Un aspetto comune in entrambe le concezioni, che va sottolineato, è la distinzione tra noema e sensazione. In entrambi i filosofi, il noema non è un semplice dato sensoriale, ma un’entità intellettuale o intenzionale. In Aristotele, il noema si distingue dalla sensazione, perché non è una percezione sensoriale diretta, ma un’intuizione dell’intelletto che percepisce l’essenza o la forma di un oggetto. In Husserl, invece, la distinzione è ancora più netta: il noema è l’oggetto intenzionale della coscienza, che si manifesta indipendentemente dalla mera sensazione fisica. La sensazione può essere il punto di partenza dell’esperienza, ma il noema rappresenta la realtà così come è data alla coscienza nella sua complessità fenomenologica.

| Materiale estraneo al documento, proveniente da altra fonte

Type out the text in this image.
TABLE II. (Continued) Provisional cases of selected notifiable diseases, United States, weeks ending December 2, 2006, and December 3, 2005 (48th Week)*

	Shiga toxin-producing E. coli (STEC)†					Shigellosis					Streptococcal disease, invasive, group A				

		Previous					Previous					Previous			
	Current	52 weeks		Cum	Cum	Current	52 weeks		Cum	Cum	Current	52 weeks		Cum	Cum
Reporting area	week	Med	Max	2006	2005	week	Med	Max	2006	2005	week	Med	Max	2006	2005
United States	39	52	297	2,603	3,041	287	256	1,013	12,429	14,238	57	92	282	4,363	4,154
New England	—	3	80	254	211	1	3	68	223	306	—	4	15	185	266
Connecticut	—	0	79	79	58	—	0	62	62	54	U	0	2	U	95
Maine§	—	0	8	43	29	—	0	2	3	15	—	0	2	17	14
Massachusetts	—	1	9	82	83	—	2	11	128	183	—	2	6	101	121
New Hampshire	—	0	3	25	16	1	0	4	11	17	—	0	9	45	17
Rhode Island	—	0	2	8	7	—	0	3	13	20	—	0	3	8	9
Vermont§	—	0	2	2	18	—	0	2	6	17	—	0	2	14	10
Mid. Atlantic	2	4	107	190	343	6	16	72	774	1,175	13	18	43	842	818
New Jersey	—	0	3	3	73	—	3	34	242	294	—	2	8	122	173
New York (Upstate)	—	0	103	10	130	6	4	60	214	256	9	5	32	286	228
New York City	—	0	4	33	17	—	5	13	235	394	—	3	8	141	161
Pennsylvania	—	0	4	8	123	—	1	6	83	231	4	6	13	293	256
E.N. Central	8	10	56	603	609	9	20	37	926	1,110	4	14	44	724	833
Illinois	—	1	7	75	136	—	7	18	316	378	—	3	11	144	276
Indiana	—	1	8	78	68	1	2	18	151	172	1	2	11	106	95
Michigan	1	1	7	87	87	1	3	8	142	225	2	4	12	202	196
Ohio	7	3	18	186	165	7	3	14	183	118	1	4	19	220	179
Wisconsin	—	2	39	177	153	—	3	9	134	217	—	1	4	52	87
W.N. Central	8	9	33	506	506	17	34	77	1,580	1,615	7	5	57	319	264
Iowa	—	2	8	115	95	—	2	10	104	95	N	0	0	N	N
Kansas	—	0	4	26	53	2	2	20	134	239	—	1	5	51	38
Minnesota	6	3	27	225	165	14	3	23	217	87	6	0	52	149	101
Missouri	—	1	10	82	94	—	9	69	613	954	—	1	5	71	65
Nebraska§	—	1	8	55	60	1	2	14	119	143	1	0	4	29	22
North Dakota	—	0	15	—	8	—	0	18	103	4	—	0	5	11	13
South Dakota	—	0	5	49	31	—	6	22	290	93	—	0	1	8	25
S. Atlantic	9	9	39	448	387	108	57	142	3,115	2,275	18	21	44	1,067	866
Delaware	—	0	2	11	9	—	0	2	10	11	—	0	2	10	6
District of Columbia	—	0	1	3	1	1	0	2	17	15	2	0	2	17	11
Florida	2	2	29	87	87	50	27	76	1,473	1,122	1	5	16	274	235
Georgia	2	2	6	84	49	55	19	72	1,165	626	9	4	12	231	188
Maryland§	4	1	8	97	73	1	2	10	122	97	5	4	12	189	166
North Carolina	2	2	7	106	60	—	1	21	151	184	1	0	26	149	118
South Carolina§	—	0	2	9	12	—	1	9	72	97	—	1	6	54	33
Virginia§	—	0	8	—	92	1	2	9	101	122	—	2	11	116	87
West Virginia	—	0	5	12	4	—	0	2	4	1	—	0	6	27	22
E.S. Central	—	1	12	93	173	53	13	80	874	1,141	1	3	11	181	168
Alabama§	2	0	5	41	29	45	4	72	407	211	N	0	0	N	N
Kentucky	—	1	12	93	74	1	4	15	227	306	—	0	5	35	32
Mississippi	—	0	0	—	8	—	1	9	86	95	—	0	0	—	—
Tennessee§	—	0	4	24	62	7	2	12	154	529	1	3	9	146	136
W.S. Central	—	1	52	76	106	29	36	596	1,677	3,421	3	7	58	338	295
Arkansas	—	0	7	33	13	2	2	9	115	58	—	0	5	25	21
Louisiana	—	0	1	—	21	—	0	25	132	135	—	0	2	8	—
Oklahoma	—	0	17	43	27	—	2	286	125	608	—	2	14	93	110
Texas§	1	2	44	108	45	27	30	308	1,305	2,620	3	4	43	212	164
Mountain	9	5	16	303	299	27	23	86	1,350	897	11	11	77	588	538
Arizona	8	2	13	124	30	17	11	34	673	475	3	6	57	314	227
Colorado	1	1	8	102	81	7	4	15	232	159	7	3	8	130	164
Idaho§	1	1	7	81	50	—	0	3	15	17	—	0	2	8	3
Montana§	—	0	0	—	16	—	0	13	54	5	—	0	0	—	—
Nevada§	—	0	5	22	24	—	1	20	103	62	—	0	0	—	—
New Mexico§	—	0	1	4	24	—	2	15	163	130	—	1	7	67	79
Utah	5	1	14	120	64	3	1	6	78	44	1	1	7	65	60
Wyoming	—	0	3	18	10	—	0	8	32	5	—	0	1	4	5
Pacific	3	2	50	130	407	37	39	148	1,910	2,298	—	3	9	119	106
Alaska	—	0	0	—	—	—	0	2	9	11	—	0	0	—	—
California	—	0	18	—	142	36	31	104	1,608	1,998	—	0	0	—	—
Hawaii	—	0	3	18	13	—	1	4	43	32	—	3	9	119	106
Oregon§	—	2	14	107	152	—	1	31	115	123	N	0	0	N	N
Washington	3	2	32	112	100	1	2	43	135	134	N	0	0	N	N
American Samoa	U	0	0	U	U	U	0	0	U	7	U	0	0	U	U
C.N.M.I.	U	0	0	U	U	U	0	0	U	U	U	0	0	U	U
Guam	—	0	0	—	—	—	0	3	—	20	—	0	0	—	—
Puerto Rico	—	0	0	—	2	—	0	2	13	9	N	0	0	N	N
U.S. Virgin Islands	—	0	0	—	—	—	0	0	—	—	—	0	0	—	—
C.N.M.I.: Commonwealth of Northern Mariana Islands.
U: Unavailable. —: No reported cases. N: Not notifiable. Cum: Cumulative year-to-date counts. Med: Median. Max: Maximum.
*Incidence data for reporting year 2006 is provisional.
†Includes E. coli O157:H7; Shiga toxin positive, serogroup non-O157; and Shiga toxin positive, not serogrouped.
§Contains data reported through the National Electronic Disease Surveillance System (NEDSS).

L’idea di noema costituisce, pertanto, un esempio illuminante di come i concetti filosofici possano evolvere nel tempo, assumendo significati diversi a seconda del contesto teorico. In Aristotele, il noema è il punto di partenza della conoscenza intellettuale, un’intuizione immediata e indivisibile dell’intelletto. In Husserl, diventa l’oggetto intenzionale di un atto di coscienza, il “pensato” che emerge dall’interazione tra il soggetto e il mondo fenomenologico. Questa evoluzione riflette anche il cambiamento nella concezione della conoscenza: da una visione realista e oggettiva (Aristotele) a una visione fenomenologica e soggettiva (Husserl), dove l’oggetto della conoscenza non è qualcosa di indipendente dalla coscienza, ma qualcosa che si manifesta e prende forma attraverso l’esperienza soggettiva.
Il noema, quindi, non è solo un concetto filosofico, ma una lente attraverso cui osservare il modo in cui la mente umana si relaziona con la realtà, trasformando l’esperienza sensoriale in una comprensione intellettuale o fenomenologica più complessa e articolata.